On Sat, 16 Aug 2014 10:50:30 -0700 (PDT), email@example.com wrote:
>Hi, > >We are testing some attribute of pairs of objects that satisfy a >given crierion vs. pairs that do not. However, in the sample we have >all the pairs satisfy the criterion.
You want to test A vs. B; and you have no B. Therefore: You do not have any test. That seems straightforward.
Can you make some argument about how that test would result, if data existed for it? ... conceivably. I would think of depending on observably high (near perfect?) correlations. - That, however, would (it seems to me, though I have no concrete example) rule out the strategy that you go on to propose. Assuming that I understand your proposal at all.

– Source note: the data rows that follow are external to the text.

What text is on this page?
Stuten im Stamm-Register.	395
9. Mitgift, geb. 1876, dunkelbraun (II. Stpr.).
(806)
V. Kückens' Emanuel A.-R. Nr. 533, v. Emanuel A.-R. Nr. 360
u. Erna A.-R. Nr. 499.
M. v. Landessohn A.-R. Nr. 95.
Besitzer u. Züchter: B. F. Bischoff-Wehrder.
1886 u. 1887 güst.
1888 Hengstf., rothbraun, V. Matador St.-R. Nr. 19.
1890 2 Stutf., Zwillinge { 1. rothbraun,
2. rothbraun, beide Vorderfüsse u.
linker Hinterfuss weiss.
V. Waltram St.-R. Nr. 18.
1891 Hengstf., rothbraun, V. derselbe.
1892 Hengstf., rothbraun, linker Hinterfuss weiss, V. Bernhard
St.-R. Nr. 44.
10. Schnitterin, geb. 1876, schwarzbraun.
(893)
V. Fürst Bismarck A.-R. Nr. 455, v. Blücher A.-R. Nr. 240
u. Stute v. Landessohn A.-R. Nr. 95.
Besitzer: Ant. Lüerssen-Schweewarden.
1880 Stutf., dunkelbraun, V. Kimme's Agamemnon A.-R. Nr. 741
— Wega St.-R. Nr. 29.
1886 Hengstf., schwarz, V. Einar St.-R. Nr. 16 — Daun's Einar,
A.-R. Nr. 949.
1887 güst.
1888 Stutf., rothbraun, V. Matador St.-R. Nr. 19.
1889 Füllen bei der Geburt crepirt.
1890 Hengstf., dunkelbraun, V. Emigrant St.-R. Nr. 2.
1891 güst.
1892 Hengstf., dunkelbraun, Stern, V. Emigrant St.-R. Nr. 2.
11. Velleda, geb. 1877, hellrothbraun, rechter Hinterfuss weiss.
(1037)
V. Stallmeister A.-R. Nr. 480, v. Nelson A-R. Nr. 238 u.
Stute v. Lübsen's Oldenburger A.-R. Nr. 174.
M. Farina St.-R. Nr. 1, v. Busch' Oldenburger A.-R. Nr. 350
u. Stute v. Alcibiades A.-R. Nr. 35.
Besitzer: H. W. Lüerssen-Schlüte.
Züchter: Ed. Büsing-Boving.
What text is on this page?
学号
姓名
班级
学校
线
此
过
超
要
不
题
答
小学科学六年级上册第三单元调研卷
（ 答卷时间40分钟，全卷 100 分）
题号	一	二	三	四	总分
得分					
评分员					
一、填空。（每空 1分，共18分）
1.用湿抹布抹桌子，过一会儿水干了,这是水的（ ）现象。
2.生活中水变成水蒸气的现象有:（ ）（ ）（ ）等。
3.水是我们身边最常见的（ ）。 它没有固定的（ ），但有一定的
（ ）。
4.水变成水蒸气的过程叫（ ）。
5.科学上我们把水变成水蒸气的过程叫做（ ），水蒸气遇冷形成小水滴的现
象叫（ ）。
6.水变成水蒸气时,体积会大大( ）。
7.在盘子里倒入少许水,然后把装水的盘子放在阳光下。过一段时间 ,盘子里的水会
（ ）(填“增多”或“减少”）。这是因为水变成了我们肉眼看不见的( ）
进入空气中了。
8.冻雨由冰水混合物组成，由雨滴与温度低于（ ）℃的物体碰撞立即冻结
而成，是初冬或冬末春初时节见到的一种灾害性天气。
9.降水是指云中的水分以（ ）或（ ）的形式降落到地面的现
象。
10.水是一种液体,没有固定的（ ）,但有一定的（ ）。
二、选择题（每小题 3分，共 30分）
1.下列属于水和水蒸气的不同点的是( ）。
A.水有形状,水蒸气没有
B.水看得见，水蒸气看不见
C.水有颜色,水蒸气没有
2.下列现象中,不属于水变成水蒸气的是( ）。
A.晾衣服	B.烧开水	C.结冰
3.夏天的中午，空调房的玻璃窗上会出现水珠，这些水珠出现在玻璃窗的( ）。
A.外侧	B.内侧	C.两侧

> I proposed randomly paring the objects repeatedly and check the >attribute. The permutation would be w/o restriction. It would allow >pairs that satisfy as well as pairs that do not satisfy the criterion. >Some members of our group claim that we should exclude from the random >permutations the pairs that satisfy the criterion, keep randomizing >untill none of the observed pairs appears in the permutation. Is this >an accespted approach? My recollection is that in a permutation test >the observed data must be a possible outcome. Could you plese point me >to any reference that explaints which way is correct? >
Nope, I don't follow; but I'm not trying very hard. Neither the data description nor the strategy rings any bells of familiarity.
Maybe this all makes sense when you plug in the concrete terms, but I'm not intrigued enough to fiddle with my own made-up examples (which are unlikely to be anything like your data).